Petit à petit, il avait écarté les personnes qu'il considérait comme importante pour lui.

Maintenant, il doutait. Il doutait de tout, et de tout le monde : surtout de lui. Était-il vraiment sûr que sa mère n'avait pas été consentante ? En réalité, elle aurait très bien pu se jeter sur lui comme Harker sur Evelyn. En y repensant, cette mère si "douce" et si "gentille", avait-il vraiment vu de l'amour dans ses yeux ? 

Il n'entendait même plus Evelyn, par peur de craquer s'il lui accordait une seconde d'attention. Pour une fois, il aurait voulu être sourd plutôt que d'entendre dans ses paroles si innocentes lui murmurer, qu'il avait toujours quelqu'un près de lui. Alors qu'il ne méritait rien, ses employés respectaient ses choix, ses mauvaises humeurs. Ils pouvaient être les premiers à lui planter un pieu dans le cœur. Le cuisiner avait cuisiné tous les jours alors qu'il ne mangeait trois fois rien, le jardiner avait coupé les fleurs de son jardin chaque jour alors que cela faisait des années qu'il n'y était pas allé, les serviteurs avaient préparé ses vêtements chaque jour pour les revoir, tachés de sang. Le garde devant sa chambre, il ne lui avait jamais rendu son sourire, alors que celui-ci n'avait jamais arrêté de lui envoyer des bonnes ondes, pour égayer son visage froid. Il en oubliait sûrement d'autres.

– Votre Altesse ! S'écriait Evelyn qui l'avait interpellé au moins cinq fois. 

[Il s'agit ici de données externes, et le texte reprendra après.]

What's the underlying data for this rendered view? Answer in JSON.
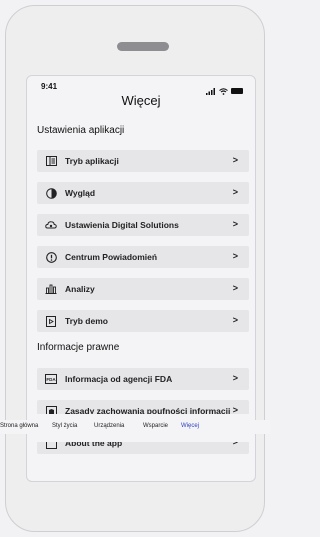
{
  "status": {
    "time": "9:41",
    "signal_icon": "signal-icon",
    "wifi_icon": "wifi-icon",
    "battery_icon": "battery-icon"
  },
  "page": {
    "title": "Więcej"
  },
  "sections": {
    "app_settings": "Ustawienia aplikacji",
    "legal": "Informacje prawne"
  },
  "items": [
    {
      "label": "Tryb aplikacji",
      "icon": "app-mode-icon"
    },
    {
      "label": "Wygląd",
      "icon": "appearance-icon"
    },
    {
      "label": "Ustawienia Digital Solutions",
      "icon": "cloud-settings-icon"
    },
    {
      "label": "Centrum Powiadomień",
      "icon": "notification-icon"
    },
    {
      "label": "Analizy",
      "icon": "analytics-icon"
    },
    {
      "label": "Tryb demo",
      "icon": "demo-icon"
    },
    {
      "label": "Informacja od agencji FDA",
      "icon": "fda-icon"
    },
    {
      "label": "Zasady zachowania poufności informacji",
      "icon": "privacy-icon"
    },
    {
      "label": "About the app",
      "icon": "about-icon"
    }
  ],
  "chevron": ">",
  "tabs": [
    {
      "label": "Strona główna",
      "icon": "home-grid-icon"
    },
    {
      "label": "Styl życia",
      "icon": "activity-icon"
    },
    {
      "label": "Urządzenia",
      "icon": "devices-icon"
    },
    {
      "label": "Wsparcie",
      "icon": "chat-icon"
    },
    {
      "label": "Więcej",
      "icon": "gear-icon"
    }
  ],
  "colors": {
    "accent": "#2b3fbf",
    "row_bg": "#e6e6e9",
    "screen_bg": "#f4f4f6"
  }
}
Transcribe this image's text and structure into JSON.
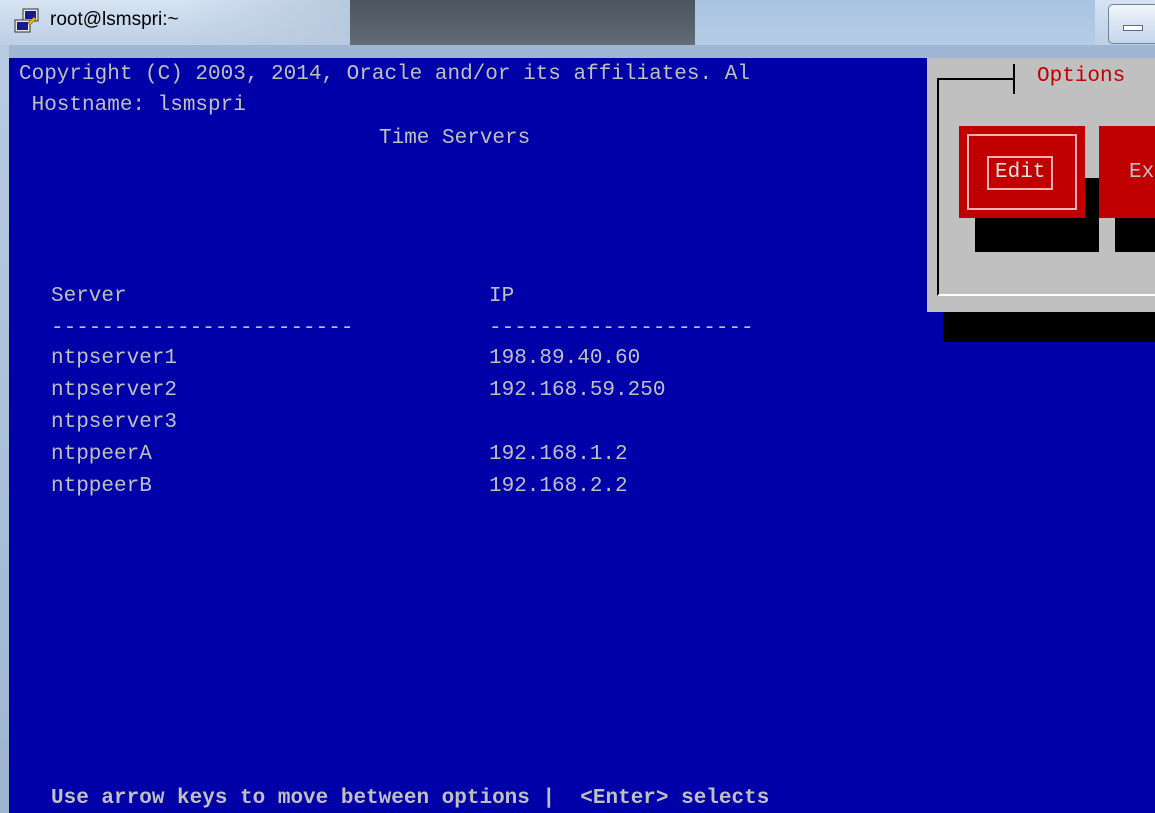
{
  "window": {
    "title": "root@lsmspri:~",
    "icon": "putty-icon"
  },
  "terminal": {
    "copyright": "Copyright (C) 2003, 2014, Oracle and/or its affiliates. Al",
    "hostname": " Hostname: lsmspri",
    "screen_title": "Time Servers",
    "table": {
      "headers": {
        "server": "Server",
        "ip": "IP"
      },
      "separators": {
        "server": "------------------------",
        "ip": "---------------------"
      },
      "rows": [
        {
          "server": "ntpserver1",
          "ip": "198.89.40.60"
        },
        {
          "server": "ntpserver2",
          "ip": "192.168.59.250"
        },
        {
          "server": "ntpserver3",
          "ip": ""
        },
        {
          "server": "ntppeerA",
          "ip": "192.168.1.2"
        },
        {
          "server": "ntppeerB",
          "ip": "192.168.2.2"
        }
      ]
    },
    "help_line": "Use arrow keys to move between options |  <Enter> selects"
  },
  "options_dialog": {
    "title": "Options",
    "buttons": [
      {
        "label": "Edit"
      },
      {
        "label": "Ex"
      }
    ]
  },
  "colors": {
    "terminal_bg": "#0000a8",
    "terminal_fg": "#c0c0c0",
    "dialog_bg": "#c0c0c0",
    "button_bg": "#c00000",
    "dialog_title": "#c00000"
  }
}
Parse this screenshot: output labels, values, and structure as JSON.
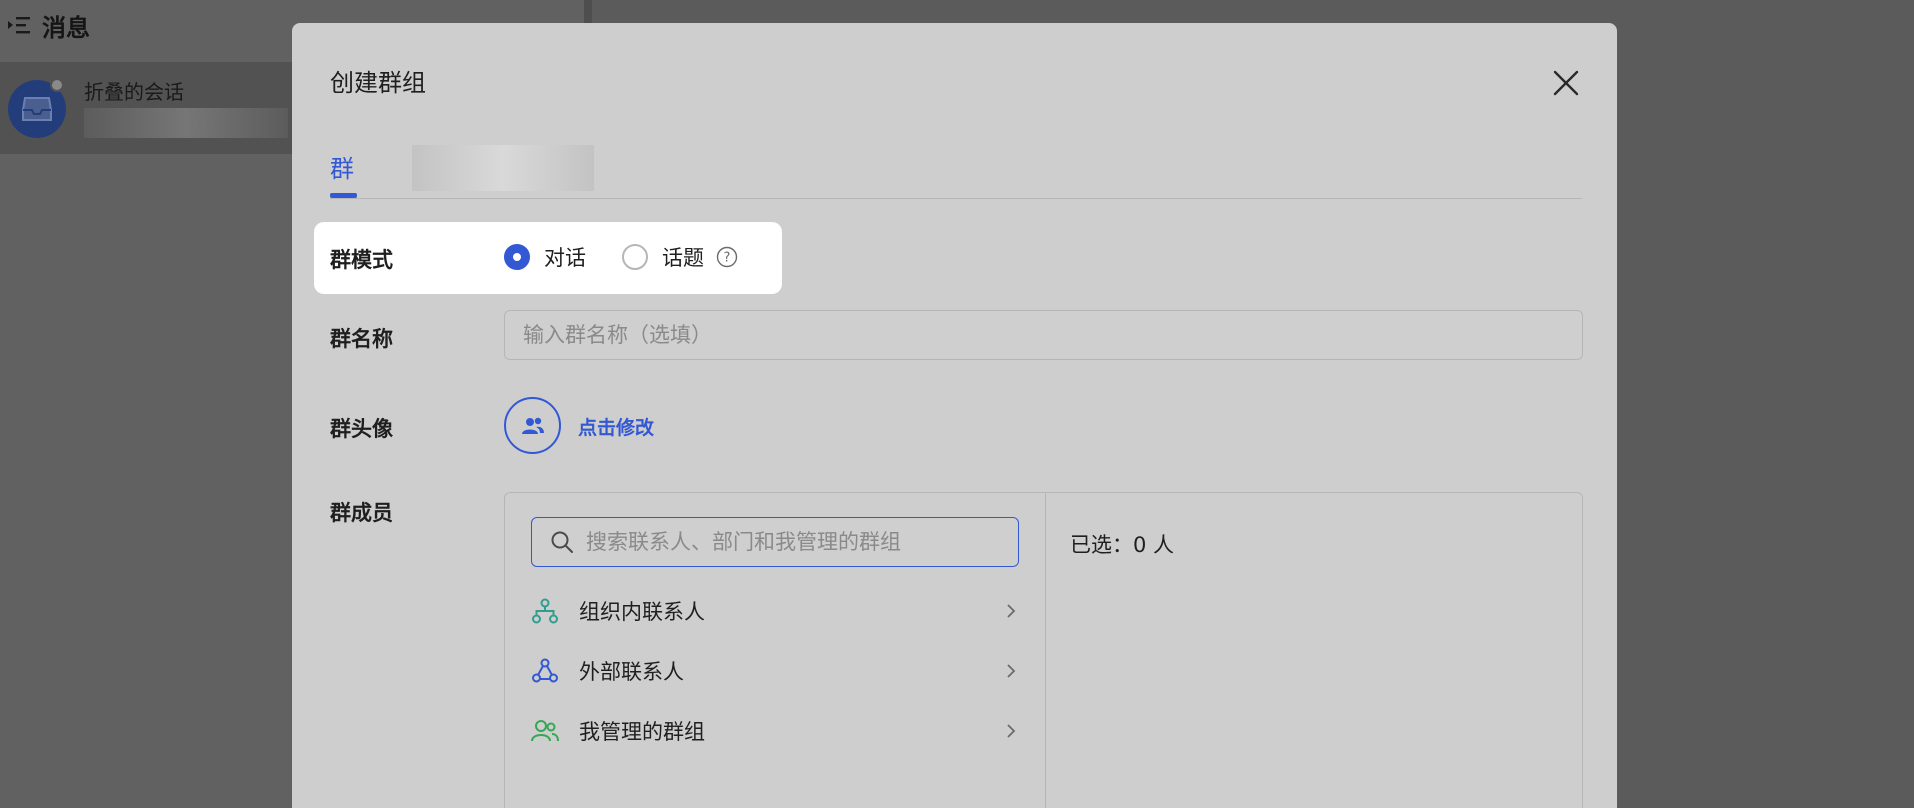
{
  "background": {
    "header_title": "消息",
    "conversation": {
      "title": "折叠的会话"
    }
  },
  "modal": {
    "title": "创建群组",
    "tabs": [
      {
        "label": "群"
      }
    ],
    "mode": {
      "label": "群模式",
      "options": [
        {
          "label": "对话",
          "selected": true
        },
        {
          "label": "话题",
          "selected": false
        }
      ]
    },
    "name": {
      "label": "群名称",
      "placeholder": "输入群名称（选填）",
      "value": ""
    },
    "avatar": {
      "label": "群头像",
      "edit_label": "点击修改"
    },
    "members": {
      "label": "群成员",
      "search_placeholder": "搜索联系人、部门和我管理的群组",
      "items": [
        {
          "label": "组织内联系人",
          "icon": "org-tree-icon",
          "icon_color": "#2f9e8f"
        },
        {
          "label": "外部联系人",
          "icon": "external-contacts-icon",
          "icon_color": "#3358d4"
        },
        {
          "label": "我管理的群组",
          "icon": "managed-groups-icon",
          "icon_color": "#34a853"
        }
      ],
      "selected_text": "已选：0 人"
    }
  },
  "colors": {
    "accent": "#3358d4",
    "overlay": "#5b5b5b",
    "modal_bg": "#cecece",
    "highlight": "#ffffff"
  }
}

Ses yeux s'écarquillèrent, il oubliait le principal. Harlow se redressa pour faire face à Evelyn. 

– J'ai la tête qui fait des tours sur elle-même. Vous n'avez pas mal vous ? Si vous avez mal dites "aïe" et si vous avez très mal dites "j'ai mal". 

– C'est ridicule, vous devez dormir. 

Au même moment, les gouttes de pluie surgirent, les fenêtres laissées ouvertes permettaient leurs passages. Lorsqu'Evelyn s'en rendit compte, elle paniqua en se ruant sur elles pour les refermer.

– Ah ! On va s'inonder ! Vite ! 

– Je vous en prie Evelyn, calmez vous, c'est déjà bien trop épuisant de vous supporter en temps normal.

Harlow se releva, il la confronta avec un regard plus sévère, il l'aurait bien renvoyé dans sa propre chambre s'il n'y avait pas Harker. Et puis, il doutait qu'elle se rappelle du chemin vu son état. Il ne possédait donc pas d'autres choix. 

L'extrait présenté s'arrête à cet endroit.